Enflasyon kaygıları Bay Biden'ın yeniden seçilme şansı üzerinde baskı yaratıyor. Biden'ın mevcut ve eski yardımcıları, ikinci dönemi kazanması halinde Bay Biden'ın ekonomi politikası stratejisini de itibarsızlaştırmayacaklarından eminler. Yeni tarifelerden kaynaklanan yüksek fiyatların devam etmesi, eğer Beyaz Saray'ı geri kazanırsa, Bay Trump'ın onay notuna da zarar verebilir.

Bu politika soruları, Çin politikasının yeni döneminin nihai olarak nasıl gelişeceğine dair belirsizlik yaratıyor. Bay Hubbard, korumacılıktan uzaklaşmayı ve ticaret politikasına ilişkin daha geleneksel diyebileceğimiz görüşlere dönüşü görmek istiyor: küresel kuralların uygulanması, önde olmak için yerel inovasyona yoğun yatırım yapılması ve eğer öyleyse endüstrilerin başkalarına kaptırılması. küresel Rakip, işten çıkarılan işçileri yeni işler bulabilmeleri için yeniden eğitmek için çok para harcıyor.

Amerikan seçmenlerinin bu tür politikalara pek ilgi duymadığını kabul ediyor.

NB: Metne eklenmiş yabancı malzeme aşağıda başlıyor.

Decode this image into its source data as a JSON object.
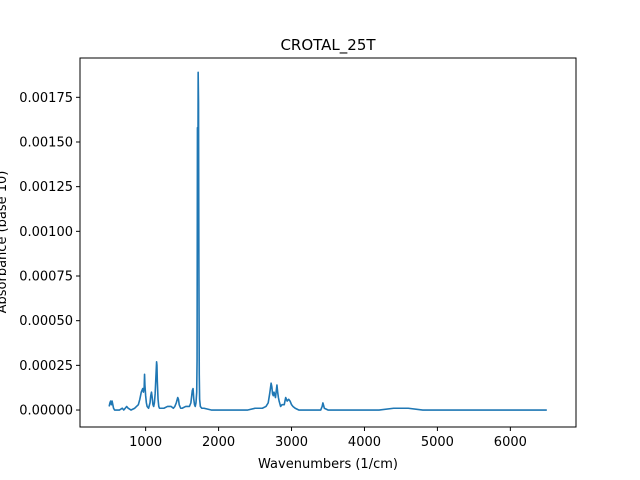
{
  "chart_data": {
    "type": "line",
    "title": "CROTAL_25T",
    "xlabel": "Wavenumbers (1/cm)",
    "ylabel": "Absorbance (base 10)",
    "xlim": [
      100,
      6900
    ],
    "ylim": [
      -9.5e-05,
      0.00197
    ],
    "grid": false,
    "x_ticks": [
      1000,
      2000,
      3000,
      4000,
      5000,
      6000
    ],
    "x_tick_labels": [
      "1000",
      "2000",
      "3000",
      "4000",
      "5000",
      "6000"
    ],
    "y_ticks": [
      0.0,
      0.00025,
      0.0005,
      0.00075,
      0.001,
      0.00125,
      0.0015,
      0.00175
    ],
    "y_tick_labels": [
      "0.00000",
      "0.00025",
      "0.00050",
      "0.00075",
      "0.00100",
      "0.00125",
      "0.00150",
      "0.00175"
    ],
    "series": [
      {
        "color": "#1f77b4",
        "x": [
          500,
          510,
          520,
          530,
          540,
          550,
          560,
          575,
          600,
          640,
          680,
          700,
          720,
          740,
          760,
          800,
          850,
          900,
          920,
          940,
          960,
          970,
          980,
          985,
          990,
          1000,
          1010,
          1020,
          1040,
          1060,
          1070,
          1080,
          1090,
          1100,
          1110,
          1120,
          1130,
          1140,
          1150,
          1155,
          1160,
          1170,
          1180,
          1190,
          1200,
          1250,
          1300,
          1350,
          1380,
          1400,
          1420,
          1440,
          1450,
          1460,
          1480,
          1500,
          1550,
          1600,
          1620,
          1640,
          1650,
          1660,
          1670,
          1680,
          1690,
          1700,
          1705,
          1710,
          1715,
          1720,
          1725,
          1730,
          1735,
          1740,
          1750,
          1770,
          1800,
          1900,
          2000,
          2200,
          2400,
          2500,
          2600,
          2650,
          2680,
          2700,
          2710,
          2720,
          2730,
          2740,
          2750,
          2760,
          2780,
          2800,
          2810,
          2820,
          2830,
          2850,
          2870,
          2900,
          2920,
          2940,
          2960,
          2980,
          3000,
          3020,
          3050,
          3100,
          3200,
          3300,
          3400,
          3410,
          3420,
          3430,
          3450,
          3500,
          3600,
          3800,
          4000,
          4200,
          4400,
          4600,
          4800,
          5000,
          5200,
          5400,
          5600,
          5800,
          6000,
          6200,
          6400,
          6500
        ],
        "y": [
          2e-05,
          4e-05,
          5e-05,
          3e-05,
          5e-05,
          3e-05,
          1e-05,
          0.0,
          0.0,
          0.0,
          1e-05,
          0.0,
          1e-05,
          2e-05,
          1e-05,
          0.0,
          1e-05,
          3e-05,
          6e-05,
          0.0001,
          0.00012,
          0.0001,
          0.00013,
          0.0002,
          0.00014,
          8e-05,
          4e-05,
          2e-05,
          1e-05,
          4e-05,
          8e-05,
          0.0001,
          7e-05,
          3e-05,
          2e-05,
          4e-05,
          9e-05,
          0.00018,
          0.00027,
          0.00025,
          0.00016,
          6e-05,
          2e-05,
          1e-05,
          1e-05,
          1e-05,
          2e-05,
          2e-05,
          1e-05,
          2e-05,
          4e-05,
          7e-05,
          6e-05,
          3e-05,
          1e-05,
          1e-05,
          2e-05,
          2e-05,
          4e-05,
          0.00011,
          0.00012,
          6e-05,
          3e-05,
          2e-05,
          4e-05,
          0.0001,
          0.00028,
          0.00158,
          0.00105,
          0.00189,
          0.00172,
          0.0008,
          0.0002,
          6e-05,
          2e-05,
          1e-05,
          1e-05,
          0.0,
          0.0,
          0.0,
          0.0,
          1e-05,
          1e-05,
          2e-05,
          4e-05,
          9e-05,
          0.00012,
          0.00015,
          0.00013,
          9e-05,
          8e-05,
          0.0001,
          7e-05,
          0.00014,
          0.0001,
          7e-05,
          5e-05,
          2e-05,
          3e-05,
          3e-05,
          7e-05,
          5e-05,
          6e-05,
          5e-05,
          3e-05,
          2e-05,
          1e-05,
          0.0,
          0.0,
          0.0,
          0.0,
          1e-05,
          2e-05,
          4e-05,
          1e-05,
          0.0,
          0.0,
          0.0,
          0.0,
          0.0,
          1e-05,
          1e-05,
          0.0,
          0.0,
          0.0,
          0.0,
          0.0,
          0.0,
          0.0,
          0.0,
          0.0,
          0.0
        ]
      }
    ]
  }
}
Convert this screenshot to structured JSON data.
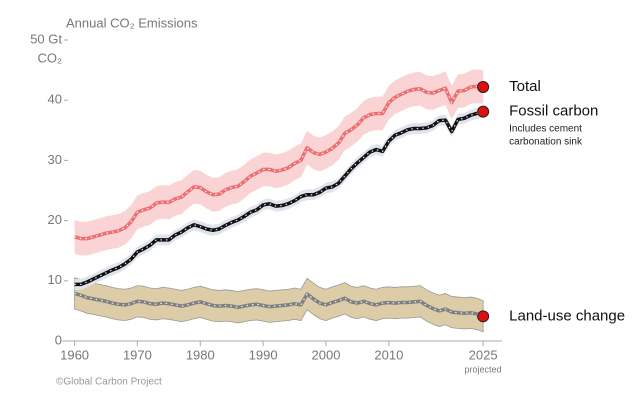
{
  "chart_data": {
    "type": "line",
    "title": "Annual CO₂ Emissions",
    "y_label": "CO₂",
    "x": [
      1960,
      1961,
      1962,
      1963,
      1964,
      1965,
      1966,
      1967,
      1968,
      1969,
      1970,
      1971,
      1972,
      1973,
      1974,
      1975,
      1976,
      1977,
      1978,
      1979,
      1980,
      1981,
      1982,
      1983,
      1984,
      1985,
      1986,
      1987,
      1988,
      1989,
      1990,
      1991,
      1992,
      1993,
      1994,
      1995,
      1996,
      1997,
      1998,
      1999,
      2000,
      2001,
      2002,
      2003,
      2004,
      2005,
      2006,
      2007,
      2008,
      2009,
      2010,
      2011,
      2012,
      2013,
      2014,
      2015,
      2016,
      2017,
      2018,
      2019,
      2020,
      2021,
      2022,
      2023,
      2024,
      2025
    ],
    "series": [
      {
        "name": "Total",
        "color": "#ec6f72",
        "band_color": "#fad4d4",
        "uncertainty": 2.8,
        "values": [
          17.3,
          17.0,
          17.0,
          17.3,
          17.6,
          17.9,
          18.1,
          18.3,
          18.8,
          19.8,
          21.4,
          21.8,
          22.1,
          22.9,
          23.1,
          23.0,
          23.6,
          23.9,
          24.8,
          25.6,
          25.5,
          24.8,
          24.3,
          24.4,
          25.1,
          25.5,
          25.7,
          26.5,
          27.4,
          27.9,
          28.5,
          28.5,
          28.2,
          28.4,
          28.8,
          29.5,
          30.0,
          32.1,
          31.3,
          31.0,
          31.4,
          32.0,
          32.9,
          34.5,
          35.1,
          35.9,
          37.1,
          37.6,
          37.8,
          37.8,
          39.6,
          40.5,
          41.0,
          41.5,
          41.8,
          41.9,
          41.3,
          41.2,
          41.6,
          42.0,
          39.6,
          41.5,
          41.6,
          42.2,
          42.3,
          42.2
        ]
      },
      {
        "name": "Fossil carbon",
        "note": [
          "Includes cement",
          "carbonation sink"
        ],
        "color": "#111111",
        "band_color": "#dfe3ec",
        "uncertainty": 0.9,
        "values": [
          9.4,
          9.4,
          9.8,
          10.3,
          10.8,
          11.3,
          11.8,
          12.2,
          12.8,
          13.6,
          14.8,
          15.3,
          15.9,
          16.8,
          16.8,
          16.8,
          17.6,
          18.1,
          18.8,
          19.3,
          19.0,
          18.6,
          18.4,
          18.6,
          19.2,
          19.7,
          20.1,
          20.7,
          21.4,
          21.8,
          22.6,
          22.8,
          22.4,
          22.5,
          22.8,
          23.3,
          24.0,
          24.3,
          24.3,
          24.7,
          25.4,
          25.6,
          26.2,
          27.4,
          28.6,
          29.6,
          30.5,
          31.4,
          31.8,
          31.5,
          33.2,
          34.2,
          34.6,
          35.1,
          35.3,
          35.3,
          35.4,
          35.8,
          36.6,
          36.7,
          34.8,
          36.8,
          37.0,
          37.5,
          37.8,
          38.1
        ]
      },
      {
        "name": "Land-use change",
        "color": "#808080",
        "band_color": "#dccca8",
        "uncertainty": 2.6,
        "values": [
          7.9,
          7.6,
          7.2,
          7.0,
          6.8,
          6.6,
          6.3,
          6.1,
          6.0,
          6.2,
          6.6,
          6.5,
          6.2,
          6.1,
          6.3,
          6.2,
          6.0,
          5.8,
          6.0,
          6.3,
          6.5,
          6.2,
          5.9,
          5.8,
          5.9,
          5.8,
          5.6,
          5.8,
          6.0,
          6.1,
          5.9,
          5.7,
          5.8,
          5.9,
          6.0,
          6.2,
          6.0,
          7.8,
          7.0,
          6.3,
          6.0,
          6.4,
          6.7,
          7.1,
          6.5,
          6.3,
          6.6,
          6.2,
          6.0,
          6.3,
          6.4,
          6.3,
          6.4,
          6.4,
          6.5,
          6.6,
          5.9,
          5.4,
          5.0,
          5.3,
          4.8,
          4.7,
          4.6,
          4.7,
          4.5,
          4.1
        ]
      }
    ],
    "end_marker_color": "#e01010",
    "xlim": [
      1958,
      2028
    ],
    "xticks": [
      1960,
      1970,
      1980,
      1990,
      2000,
      2010,
      2025
    ],
    "x_note": "projected",
    "ylim": [
      0,
      50
    ],
    "yticks": [
      0,
      10,
      20,
      30,
      40,
      {
        "value": 50,
        "label": "50 Gt"
      }
    ],
    "source": "©Global Carbon Project"
  }
}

Bu aynı zamanda Bayan Harris için de geçerlidir. “İlk turun siyasi sonuçlarını bilerek bu filmi tekrar gösterme fikri bana göre tam bir intihardır” dedi.

Sayın Yazar, ekonomik açıdan Çin ticaretinin önceki dönemine dönmek istemediğini söyledi. Genel olarak Bay Biden'ın Çin politikası da dahil olmak üzere endüstriyel çabalarını övüyor, ancak başkanın güneş panelleri gibi Çin'in maliyetleri son derece düşük tuttuğu ekonominin bazı sektörlerini desteklemekten “vazgeçmesi” gerektiğini söylüyor.


Son araştırması, kötü tasarlanmış ticaret politikalarının ekonomik tehlikeleri konusunda uyarıda bulunuyor, ancak aynı zamanda başkanların neden bu politikaları izlemeye devam edebileceğini de açıklıyor. Birkaç ekonomistle birlikte yazılan yakın tarihli bir makalede Bay Autor, Bay Trump'ın tarife odaklı yaklaşımının birçok fabrika işini Amerika'ya geri getirmede başarısız olduğu sonucuna vardı.

Ancak ekonomistler bu politikanın görünüşe göre Trump ve partisine daha fazla oy getirdiği sonucuna vardı.